By Jay Nagley, Redspy Automotive

VW likes to talk about China as its second home market, thanks to its vast local presence there.

Any photograph of a busy Chinese street is likely to show bumper-to-bumper rows of VW Santanas, the Passat-based saloon last seen in Europe in the 1980s.

While Britain is never going to absorb the sort of numbers the Germans can shift in China, its car market is starting to look like Germany’s third home market.

At the time of the Volvo sell-off in early 2010, it was noted that if all the VW sub-brands were counted together, the VW Group was market leader in the UK, just ahead of Ford.

Today that statistic already looks rather quaint: VW Group products now take 19.5% of UK sales (excluding Porsche which has yet to be officially consolidated within the group), meaning sales are 40% ahead of Ford.

More remarkably, German owned brands now take a nice round 33% of the UK market.

Of that, 25.3% comes from the four German brands (VW, Audi, BMW, Mercedes), with the balance coming from VW’s subsidiaries, Seat and Skoda, plus of course BMW’s Mini.

A comparison of the top 10 manufacturers in the same period 10 years ago with today shows the massive advances the German companies have made – and they were not exactly weak then.

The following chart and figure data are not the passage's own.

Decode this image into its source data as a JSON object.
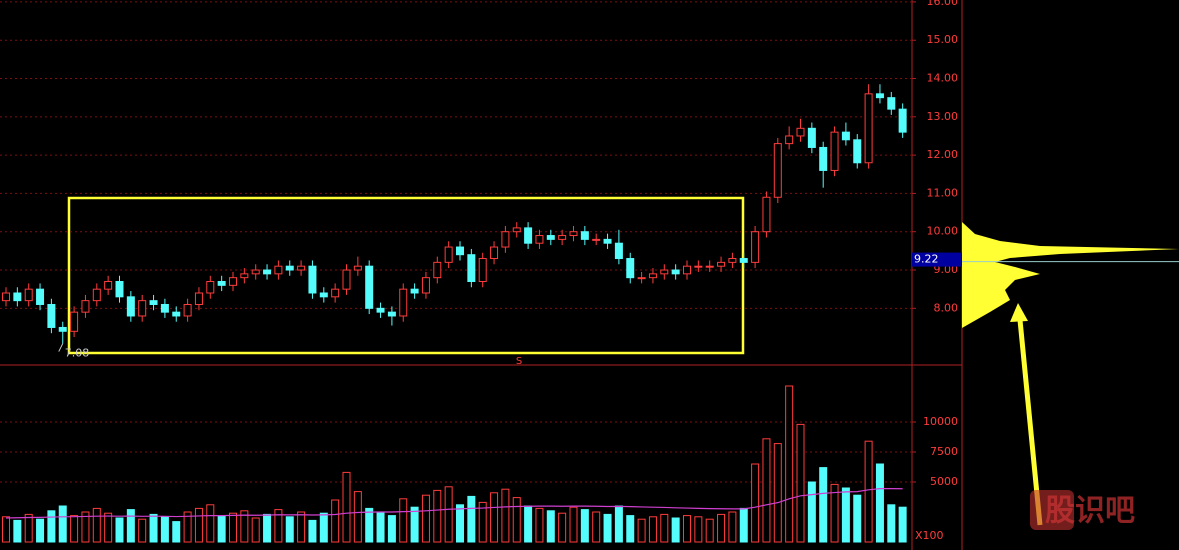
{
  "chart_data": {
    "type": "candlestick",
    "ylim": [
      6.52,
      16.05
    ],
    "yticks": [
      {
        "value": 8,
        "label": "8.00"
      },
      {
        "value": 9,
        "label": "9.00"
      },
      {
        "value": 10,
        "label": "10.00"
      },
      {
        "value": 11,
        "label": "11.00"
      },
      {
        "value": 12,
        "label": "12.00"
      },
      {
        "value": 13,
        "label": "13.00"
      },
      {
        "value": 14,
        "label": "14.00"
      },
      {
        "value": 15,
        "label": "15.00"
      },
      {
        "value": 16,
        "label": "16.00"
      }
    ],
    "y2lim": [
      0,
      14750
    ],
    "y2ticks": [
      5000,
      7500,
      10000
    ],
    "up_color": "#ff3c3c",
    "down_color": "#54fcfc",
    "ma_color": "#d040d0",
    "grid": true,
    "candles": {
      "open": [
        8.2,
        8.4,
        8.2,
        8.5,
        8.1,
        7.5,
        7.4,
        7.9,
        8.2,
        8.5,
        8.7,
        8.3,
        7.8,
        8.2,
        8.1,
        7.9,
        7.8,
        8.1,
        8.4,
        8.7,
        8.6,
        8.8,
        8.9,
        9.0,
        8.9,
        9.1,
        9.0,
        9.1,
        8.4,
        8.3,
        8.5,
        9.0,
        9.1,
        8.0,
        7.9,
        7.8,
        8.5,
        8.4,
        8.8,
        9.2,
        9.6,
        9.4,
        8.7,
        9.3,
        9.6,
        10.0,
        10.1,
        9.7,
        9.9,
        9.8,
        9.9,
        10.0,
        9.8,
        9.8,
        9.7,
        9.3,
        8.8,
        8.8,
        8.9,
        9.0,
        8.9,
        9.1,
        9.1,
        9.1,
        9.2,
        9.3,
        9.2,
        10.0,
        10.9,
        12.3,
        12.5,
        12.7,
        12.2,
        11.6,
        12.6,
        12.4,
        11.8,
        13.6,
        13.5,
        13.2
      ],
      "high": [
        8.55,
        8.55,
        8.65,
        8.65,
        8.25,
        7.65,
        8.05,
        8.35,
        8.65,
        8.85,
        8.85,
        8.45,
        8.35,
        8.35,
        8.25,
        8.05,
        8.25,
        8.55,
        8.85,
        8.85,
        8.95,
        9.05,
        9.15,
        9.15,
        9.25,
        9.25,
        9.25,
        9.25,
        8.55,
        8.65,
        9.15,
        9.35,
        9.25,
        8.15,
        8.05,
        8.65,
        8.65,
        8.95,
        9.35,
        9.75,
        9.75,
        9.55,
        9.45,
        9.75,
        10.15,
        10.25,
        10.25,
        10.05,
        10.05,
        10.05,
        10.15,
        10.15,
        9.95,
        9.95,
        10.05,
        9.45,
        8.95,
        9.05,
        9.15,
        9.15,
        9.25,
        9.25,
        9.25,
        9.35,
        9.45,
        9.45,
        10.15,
        11.05,
        12.45,
        12.75,
        12.95,
        12.85,
        12.35,
        12.75,
        12.85,
        12.55,
        13.85,
        13.85,
        13.65,
        13.35
      ],
      "low": [
        8.05,
        8.05,
        8.05,
        7.95,
        7.35,
        7.08,
        7.25,
        7.75,
        8.05,
        8.35,
        8.15,
        7.65,
        7.65,
        7.95,
        7.75,
        7.65,
        7.65,
        7.95,
        8.25,
        8.45,
        8.45,
        8.65,
        8.75,
        8.75,
        8.75,
        8.85,
        8.85,
        8.25,
        8.15,
        8.15,
        8.35,
        8.85,
        7.85,
        7.75,
        7.55,
        7.65,
        8.25,
        8.25,
        8.65,
        9.05,
        9.25,
        8.55,
        8.55,
        9.15,
        9.45,
        9.85,
        9.55,
        9.55,
        9.65,
        9.65,
        9.75,
        9.65,
        9.65,
        9.55,
        9.15,
        8.65,
        8.65,
        8.65,
        8.75,
        8.75,
        8.75,
        8.95,
        8.95,
        8.95,
        9.05,
        9.05,
        9.05,
        9.85,
        10.75,
        12.15,
        12.35,
        12.05,
        11.15,
        11.45,
        12.25,
        11.65,
        11.65,
        13.35,
        13.05,
        12.45
      ],
      "close": [
        8.4,
        8.2,
        8.5,
        8.1,
        7.5,
        7.4,
        7.9,
        8.2,
        8.5,
        8.7,
        8.3,
        7.8,
        8.2,
        8.1,
        7.9,
        7.8,
        8.1,
        8.4,
        8.7,
        8.6,
        8.8,
        8.9,
        9.0,
        8.9,
        9.1,
        9.0,
        9.1,
        8.4,
        8.3,
        8.5,
        9.0,
        9.1,
        8.0,
        7.9,
        7.8,
        8.5,
        8.4,
        8.8,
        9.2,
        9.6,
        9.4,
        8.7,
        9.3,
        9.6,
        10.0,
        10.1,
        9.7,
        9.9,
        9.8,
        9.9,
        10.0,
        9.8,
        9.8,
        9.7,
        9.3,
        8.8,
        8.8,
        8.9,
        9.0,
        8.9,
        9.1,
        9.1,
        9.1,
        9.2,
        9.3,
        9.2,
        10.0,
        10.9,
        12.3,
        12.5,
        12.7,
        12.2,
        11.6,
        12.6,
        12.4,
        11.8,
        13.6,
        13.5,
        13.2,
        12.6
      ]
    },
    "volume": [
      2100,
      1800,
      2300,
      1900,
      2600,
      3000,
      2200,
      2500,
      2800,
      2400,
      2000,
      2700,
      1900,
      2300,
      2100,
      1700,
      2500,
      2800,
      3100,
      2200,
      2400,
      2600,
      2000,
      2300,
      2700,
      2100,
      2500,
      1800,
      2400,
      3500,
      5800,
      4200,
      2800,
      2500,
      2200,
      3600,
      2900,
      3900,
      4300,
      4600,
      3100,
      3800,
      3300,
      4100,
      4400,
      3700,
      3000,
      2800,
      2600,
      2400,
      2900,
      2700,
      2500,
      2300,
      3000,
      2200,
      1900,
      2100,
      2300,
      2000,
      2200,
      2100,
      1900,
      2300,
      2500,
      2800,
      6500,
      8600,
      8200,
      13000,
      9800,
      5000,
      6200,
      4800,
      4500,
      3900,
      8400,
      6500,
      3100,
      2900
    ],
    "volume_ma": [
      2000,
      2020,
      2040,
      2050,
      2080,
      2100,
      2110,
      2130,
      2150,
      2160,
      2150,
      2160,
      2140,
      2150,
      2140,
      2120,
      2140,
      2170,
      2200,
      2200,
      2220,
      2240,
      2230,
      2240,
      2270,
      2260,
      2270,
      2250,
      2260,
      2290,
      2400,
      2460,
      2490,
      2500,
      2500,
      2530,
      2550,
      2600,
      2660,
      2730,
      2760,
      2800,
      2830,
      2880,
      2930,
      2960,
      2980,
      2990,
      2990,
      2980,
      2990,
      2990,
      2980,
      2960,
      2970,
      2950,
      2920,
      2900,
      2880,
      2850,
      2830,
      2800,
      2780,
      2770,
      2760,
      2760,
      2900,
      3100,
      3280,
      3600,
      3850,
      3950,
      4050,
      4120,
      4180,
      4200,
      4350,
      4450,
      4450,
      4440
    ],
    "low_marker": 7.08,
    "current_price": 9.22,
    "signal": "S",
    "volume_unit": "X100",
    "watermark": "股识吧"
  }
}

Back in 2001, VW was in fourth place, sandwiched between Peugeot (then with a UK manufacturing presence) and Renault. None of the three premium brands was even in the top 10.

Today, VW is up to number three, while Audi and BMW are in fourth and fifth place respectively, and Mercedes is in eight place.

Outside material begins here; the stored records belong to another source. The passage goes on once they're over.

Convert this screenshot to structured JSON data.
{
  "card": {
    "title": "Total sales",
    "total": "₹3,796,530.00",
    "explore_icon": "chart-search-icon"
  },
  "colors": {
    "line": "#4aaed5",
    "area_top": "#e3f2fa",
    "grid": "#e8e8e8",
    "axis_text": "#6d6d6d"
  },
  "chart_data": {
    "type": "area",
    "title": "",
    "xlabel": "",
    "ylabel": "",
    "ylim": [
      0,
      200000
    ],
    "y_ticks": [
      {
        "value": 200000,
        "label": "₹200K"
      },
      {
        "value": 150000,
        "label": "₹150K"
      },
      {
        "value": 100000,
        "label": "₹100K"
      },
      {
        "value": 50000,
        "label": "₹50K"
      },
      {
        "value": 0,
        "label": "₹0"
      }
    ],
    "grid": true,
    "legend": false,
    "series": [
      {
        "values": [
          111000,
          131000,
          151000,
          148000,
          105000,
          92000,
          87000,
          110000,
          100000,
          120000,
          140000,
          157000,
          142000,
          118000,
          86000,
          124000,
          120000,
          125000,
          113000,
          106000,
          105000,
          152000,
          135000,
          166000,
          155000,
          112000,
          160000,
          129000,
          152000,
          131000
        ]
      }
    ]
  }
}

Renault is no longer in the top 10 at all.

While it is hard to see the premium brands growing much further – after all, you can’t get higher than fourth place and still be considered premium in any meaningful sense – the same cannot be said of VW.

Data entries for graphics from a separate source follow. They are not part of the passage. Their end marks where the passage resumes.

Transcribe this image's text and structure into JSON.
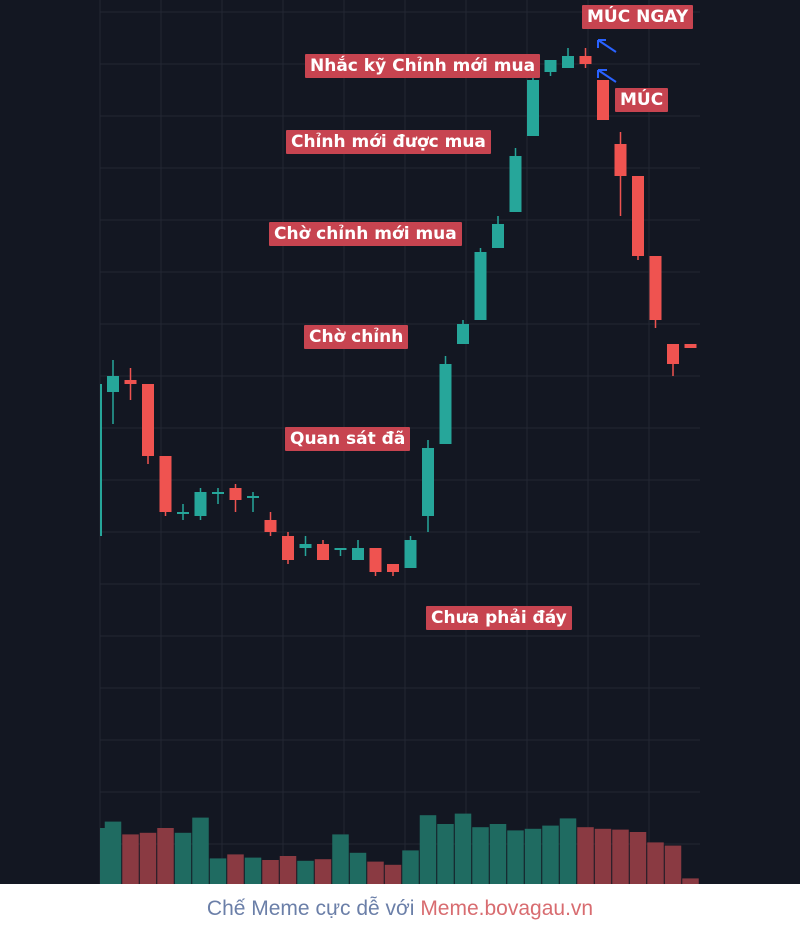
{
  "chart_data": {
    "type": "candlestick",
    "colors": {
      "background": "#131722",
      "up": "#26a69a",
      "down": "#ef5350",
      "grid": "#232733",
      "label_bg": "#c74450",
      "arrow": "#2962ff"
    },
    "candles": [
      {
        "o": 92,
        "h": 100,
        "l": 84,
        "c": 96
      },
      {
        "o": 95,
        "h": 98,
        "l": 90,
        "c": 94
      },
      {
        "o": 94,
        "h": 94,
        "l": 74,
        "c": 76
      },
      {
        "o": 76,
        "h": 76,
        "l": 61,
        "c": 62
      },
      {
        "o": 62,
        "h": 64,
        "l": 60,
        "c": 62
      },
      {
        "o": 61,
        "h": 68,
        "l": 60,
        "c": 67
      },
      {
        "o": 67,
        "h": 68,
        "l": 64,
        "c": 67
      },
      {
        "o": 68,
        "h": 69,
        "l": 62,
        "c": 65
      },
      {
        "o": 66,
        "h": 67,
        "l": 62,
        "c": 66
      },
      {
        "o": 60,
        "h": 62,
        "l": 56,
        "c": 57
      },
      {
        "o": 56,
        "h": 57,
        "l": 49,
        "c": 50
      },
      {
        "o": 53,
        "h": 56,
        "l": 51,
        "c": 54
      },
      {
        "o": 54,
        "h": 55,
        "l": 50,
        "c": 50
      },
      {
        "o": 53,
        "h": 53,
        "l": 51,
        "c": 53
      },
      {
        "o": 50,
        "h": 55,
        "l": 50,
        "c": 53
      },
      {
        "o": 53,
        "h": 53,
        "l": 46,
        "c": 47
      },
      {
        "o": 49,
        "h": 49,
        "l": 46,
        "c": 47
      },
      {
        "o": 48,
        "h": 56,
        "l": 48,
        "c": 55
      },
      {
        "o": 61,
        "h": 80,
        "l": 57,
        "c": 78
      },
      {
        "o": 79,
        "h": 101,
        "l": 79,
        "c": 99
      },
      {
        "o": 104,
        "h": 110,
        "l": 104,
        "c": 109
      },
      {
        "o": 110,
        "h": 128,
        "l": 110,
        "c": 127
      },
      {
        "o": 128,
        "h": 136,
        "l": 128,
        "c": 134
      },
      {
        "o": 137,
        "h": 153,
        "l": 137,
        "c": 151
      },
      {
        "o": 156,
        "h": 172,
        "l": 156,
        "c": 170
      },
      {
        "o": 172,
        "h": 175,
        "l": 171,
        "c": 175
      },
      {
        "o": 173,
        "h": 178,
        "l": 173,
        "c": 176
      },
      {
        "o": 176,
        "h": 178,
        "l": 173,
        "c": 174
      },
      {
        "o": 170,
        "h": 170,
        "l": 160,
        "c": 160
      },
      {
        "o": 154,
        "h": 157,
        "l": 136,
        "c": 146
      },
      {
        "o": 146,
        "h": 146,
        "l": 125,
        "c": 126
      },
      {
        "o": 126,
        "h": 126,
        "l": 108,
        "c": 110
      },
      {
        "o": 104,
        "h": 104,
        "l": 96,
        "c": 99
      },
      {
        "o": 104,
        "h": 104,
        "l": 103,
        "c": 103
      }
    ],
    "volume": [
      78,
      62,
      64,
      70,
      64,
      83,
      32,
      37,
      33,
      30,
      35,
      29,
      31,
      62,
      39,
      28,
      24,
      42,
      86,
      75,
      88,
      71,
      75,
      67,
      69,
      73,
      82,
      71,
      69,
      68,
      65,
      52,
      48,
      7
    ]
  },
  "annotations": [
    {
      "text": "MÚC NGAY"
    },
    {
      "text": "Nhắc kỹ Chỉnh mới mua"
    },
    {
      "text": "MÚC"
    },
    {
      "text": "Chỉnh mới được mua"
    },
    {
      "text": "Chờ chỉnh mới mua"
    },
    {
      "text": "Chờ chỉnh"
    },
    {
      "text": "Quan sát đã"
    },
    {
      "text": "Chưa phải đáy"
    }
  ],
  "footer": {
    "text": "Chế Meme cực dễ với",
    "site": "Meme.bovagau.vn"
  }
}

The company has always been massively strong in the lower medium segment, thanks to the Golf, but it has steadily worked out from there into other segments.

The Passat is now the second best-selling upper medium model, while the new Polo is up to number three in the supermini segment.

One big opportunity is in city cars. If VW could sell 9,600 of its lame, thirsty Fox in 2010, one wonders how many of the Up can it sell.

Indeed is the name simply a reference to VW’s super-ambitious sales targets?

Is VW poised to become the first non-domestic brand to take 10% of the UK market? You would not bet against it.